Lo miré con una expresión interrogativa. Me mostré extrañada aunque de algún modo sabía lo que iba a preguntar.

—Notamos que Elías estaba preocupado por algo que pasó hace unas semanas y ahora, viéndote, nos preocupa a nosotros también. ¿Tuviste algún problema? ¿Te sentís bien? ¿Necesitas algo?

—No sé que podría haber dicho Elías —respondí —Yo estoy bien. A veces estoy con mil cosas en la cabeza. Quizás le respondí de una manera extraña o no sé.

Traté de liberarme de la situación diciendo que el agua ya estaba caliente. Fui hasta la cocina, me apoyé en la mesada y respiré profundo. Abrí la alacena, agarré unos saquitos de té y los puse en las tazas. Coloqué lentamente el agua caliente, los acomodé en una bandeja y los llevé a la mesa.

Adrián y Valeria se miraron. Luego, voltearon la vista hacia mí y en ese preciso momento, me di cuenta de mi error. No podía disimularlo más. Nunca había tenido tantos blancos en mi mente en tan poco tiempo. Si bien los más notorios habían sido con quince días de diferencia, me daba cuenta de que algo no estaba bien en mí.
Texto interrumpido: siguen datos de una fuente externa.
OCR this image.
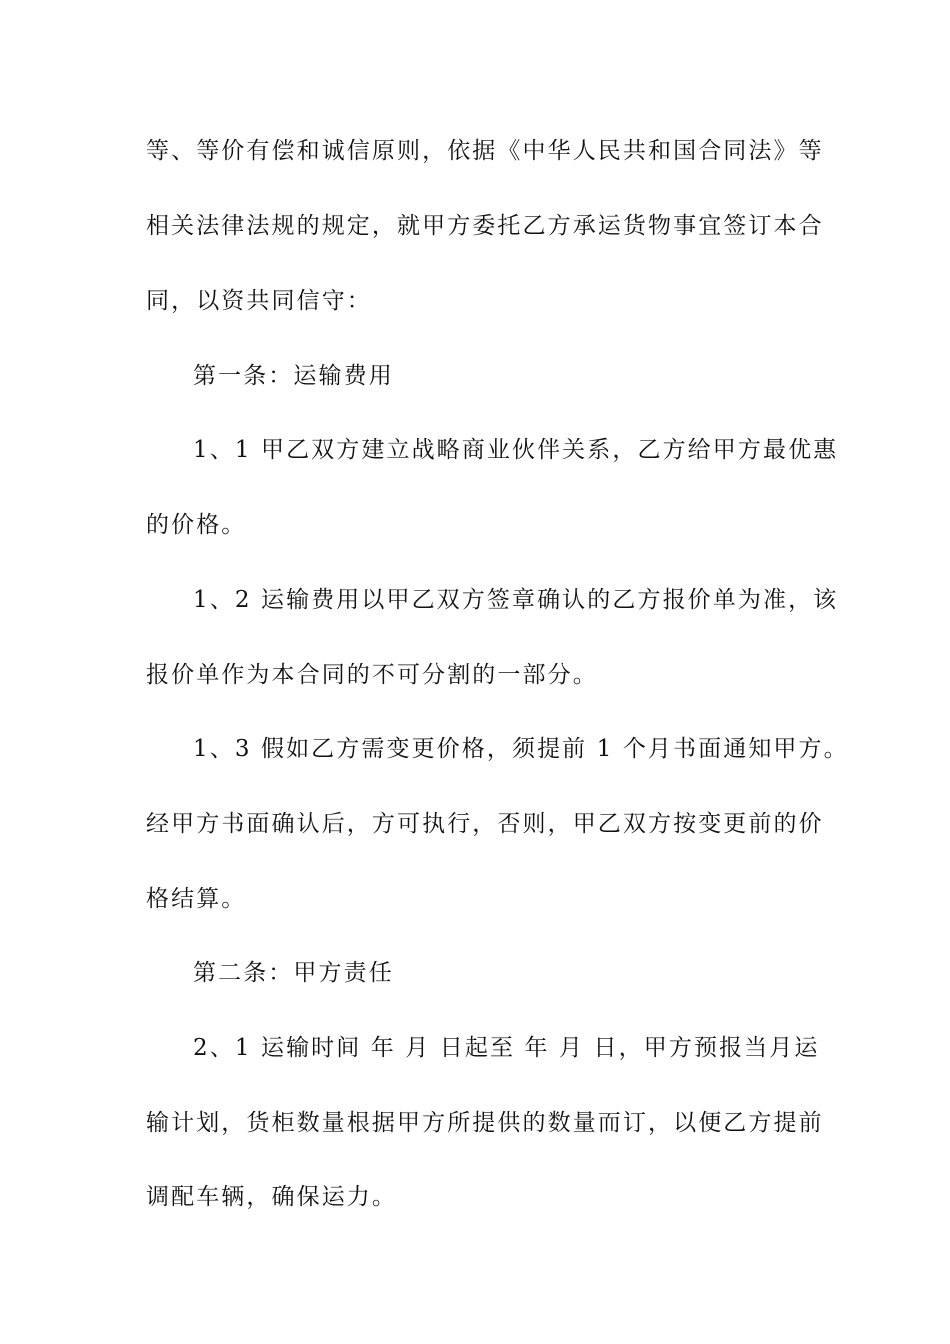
等、等价有偿和诚信原则，依据《中华人民共和国合同法》等
相关法律法规的规定，就甲方委托乙方承运货物事宜签订本合
同，以资共同信守：
第一条：运输费用
1、1 甲乙双方建立战略商业伙伴关系，乙方给甲方最优惠
的价格。
1、2 运输费用以甲乙双方签章确认的乙方报价单为准，该
报价单作为本合同的不可分割的一部分。
1、3 假如乙方需变更价格，须提前 1 个月书面通知甲方。
经甲方书面确认后，方可执行，否则，甲乙双方按变更前的价
格结算。
第二条：甲方责任
2、1 运输时间 年 月 日起至 年 月 日，甲方预报当月运
输计划，货柜数量根据甲方所提供的数量而订，以便乙方提前
调配车辆，确保运力。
Me senté rendida y puse mi rostro entre mis manos. Los miré pidiendo ayuda aunque no quería exponerme a estudios médicos que pudieran decirme algo que no quería escuchar. De todos modos, ante la insistencia de mi hijo, acepté.

Definitivamente el médico me derivó a un especialista y me hicieron tantos análisis como pudieron, hasta que un resultado salió a la luz y fue inequívocamente lo que tanto temía. Me diagnosticaron Alzeheimer. No llegaba a ser grave, pero estaba en un estado avanzado. 

Sentí que mi mundo se desmoronaba rápidamente. Los días, las semanas y los meses siguientes empeoré de una manera exponencial. Ya me olvidaba hasta de lo más lógico. Elías y Violeta venían a visitarme con frecuencia al igual que Adrián y Valeria. No quería tanta atención, pero en cierto punto los comprendía. Estaba preocupados, tristes, angustiados. Y yo también lo estaba, pero traté de ir acomodando mis cosas. El fin era inevitable y no quería dejarles nada que les causara algún problema. Un día llamé a un escribano y Adrián también vino. Quería regalarle mi casa a Elías, que viva en ella, que la llene de risas y de nuevos recuerdos.

Fue una sabia decisión porque a los pocos meses tuvieron que internarme. Abrí por última vez el armario de recuerdos de Elías, sentí los aromas del pasado, cada uno tenía un momento especial. Finalmente lo cerré, me subí al auto de Adrián y nos fuimos al hospital.